🤖 AI Summary
This study addresses the critical challenge of efficiently adapting general-purpose large language models (LLMs) to molecular science. We propose a unified multi-task curriculum learning framework, leveraging a high-quality, self-constructed molecular instruction dataset to post-train general reasoning models—jointly optimizing molecular structure understanding, property prediction, and generation. Notably, we are the first to successfully extend this paradigm to end-to-end retrosynthetic planning, achieving performance on RetroBench comparable to domain-specific methods. Our model establishes new state-of-the-art results across three major benchmarks—LlaSMol, TOMG-Bench, and MuMOInstruct—demonstrating strong cross-task knowledge fusion and generalization.
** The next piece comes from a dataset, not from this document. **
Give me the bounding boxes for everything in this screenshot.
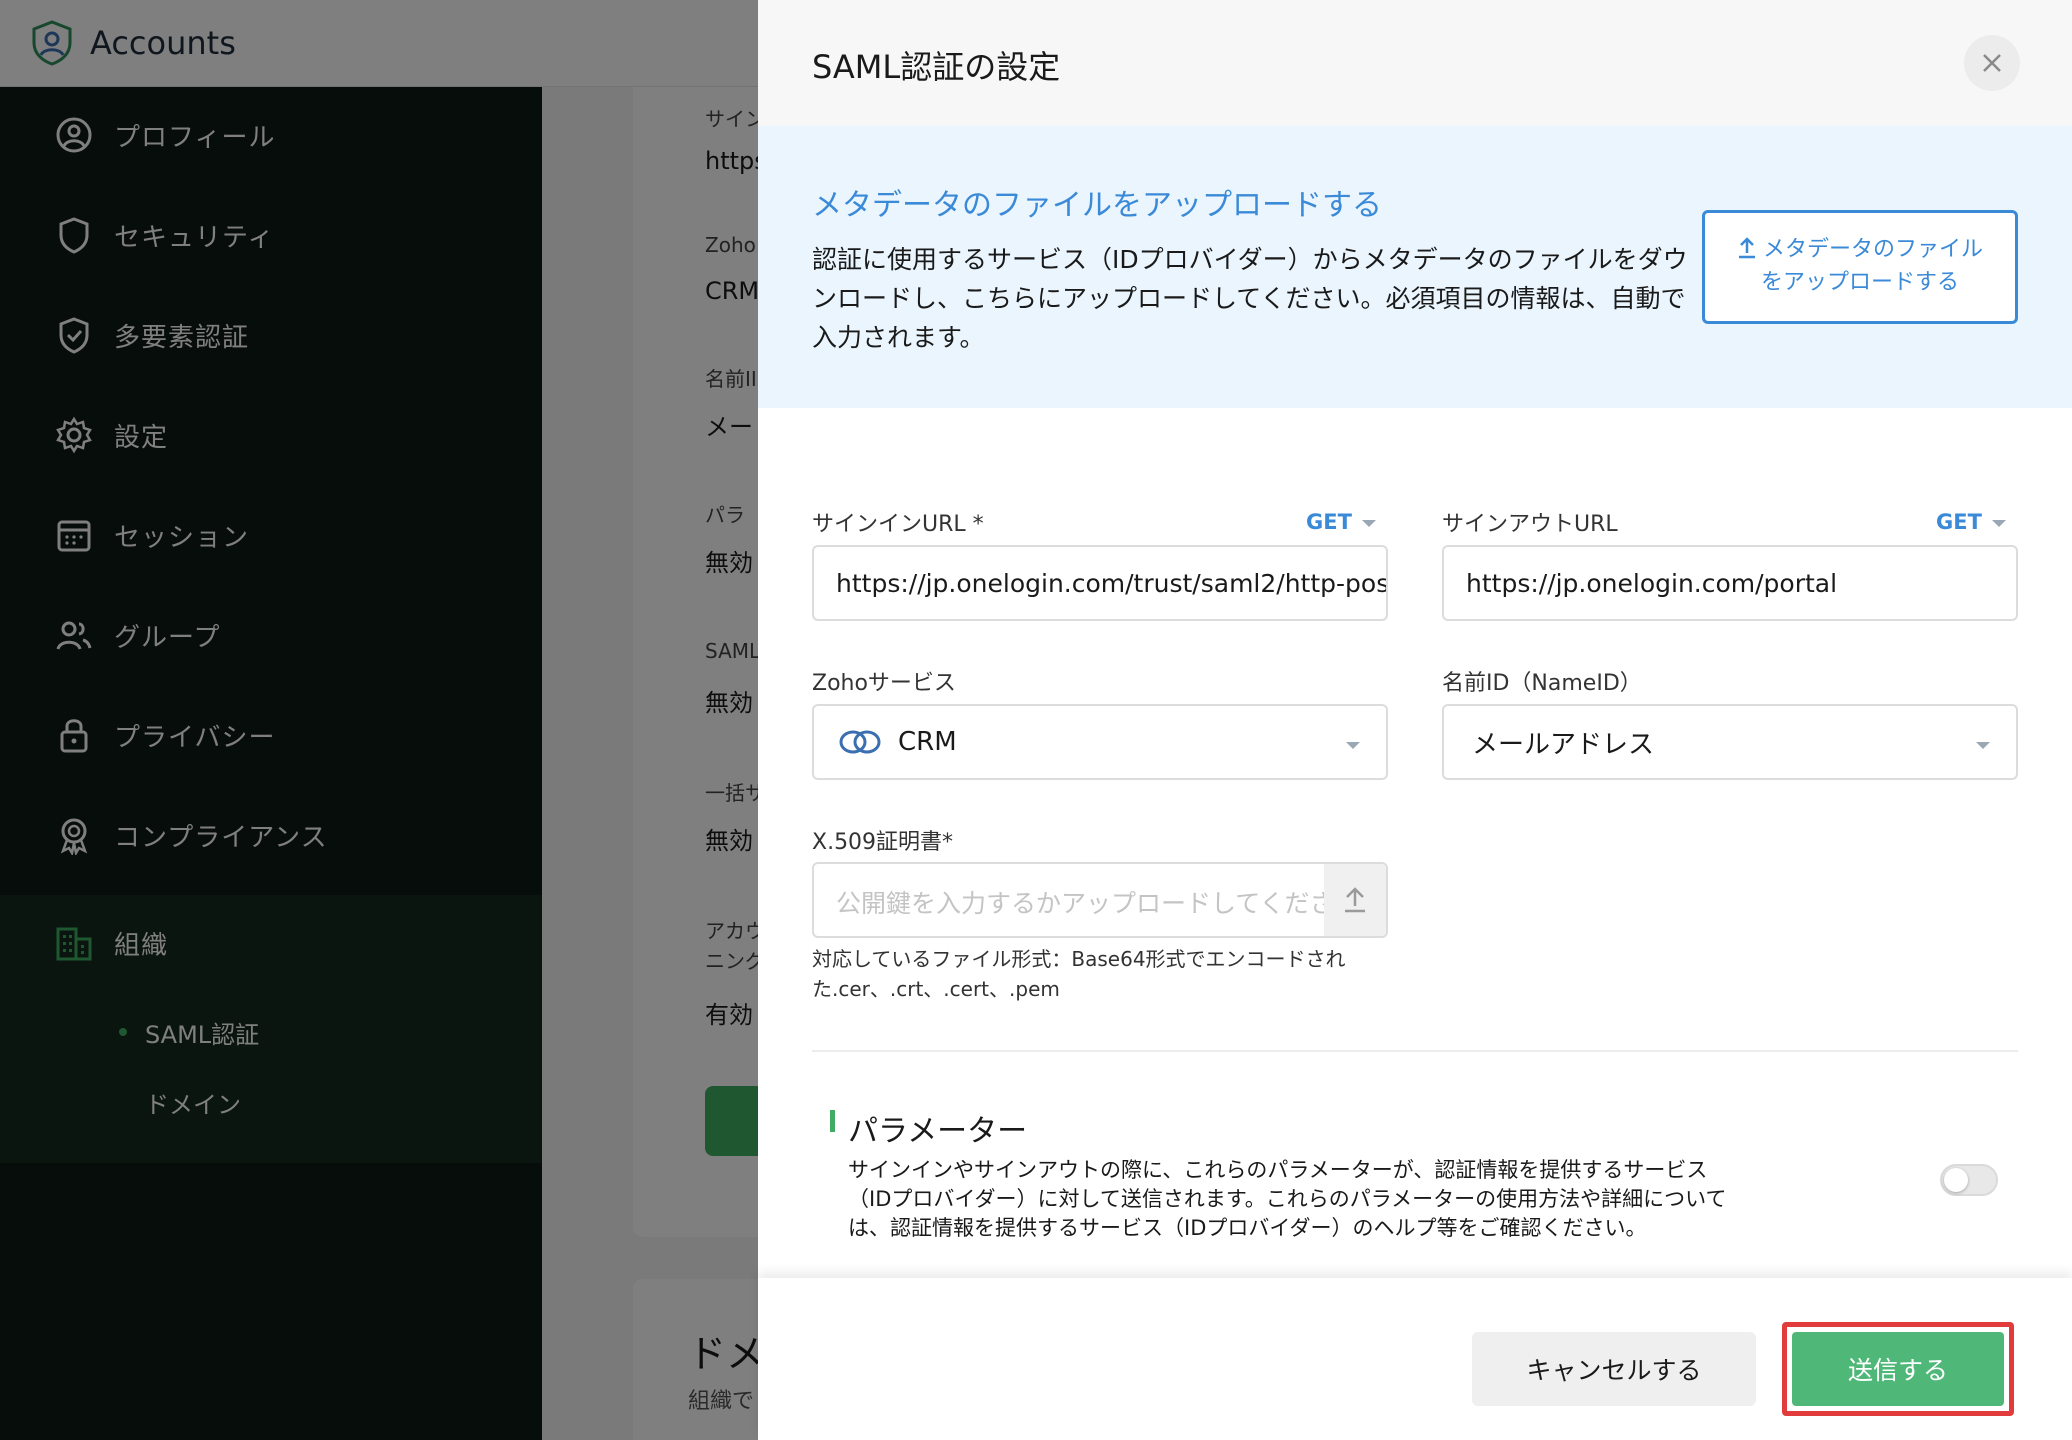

Key contributions include: (1) introducing the first instruction-tuning paradigm specifically designed for molecular science; (2) empirically validating the efficacy of multi-task curriculum learning for chemical LLM adaptation; and (3) significantly expanding its applicability to complex molecular reasoning tasks, notably retrosynthesis.
📝 Abstract
Molecules play a crucial role in biomedical research and discovery, particularly in the field of small molecule drug development. Given the rapid advancements in large language models, especially the recent emergence of reasoning models, it is natural to explore how a general-purpose language model can be efficiently adapted for molecular science applications. In this work, we introduce BioMedGPT-Mol, a molecular language model designed to support molecular understanding and generation tasks. By curating and unifying existing public instruction datasets, we have assembled a large-scale, comprehensive, and high-quality training dataset. The model is then fine-tuned through a meticulously designed multi-task learning framework. On a consolidated benchmark derived from LlaSMol, TOMG-Bench, and MuMOInstruct, BioMedGPT-Mol achieves remarkable performance. Our experimental results demonstrate that a general-purpose reasoning model can be effectively and efficiently post-trained into a professional molecular language model through a well-structured multi-task curriculum. Leveraging the power of it, we further explore retrosynthetic planning task, and the performance on RetroBench demonstrates its competitive capability of acting as an end-to-end retrosynthetic planner. We anticipate that our approach can be extended to other biomedical scientific domains.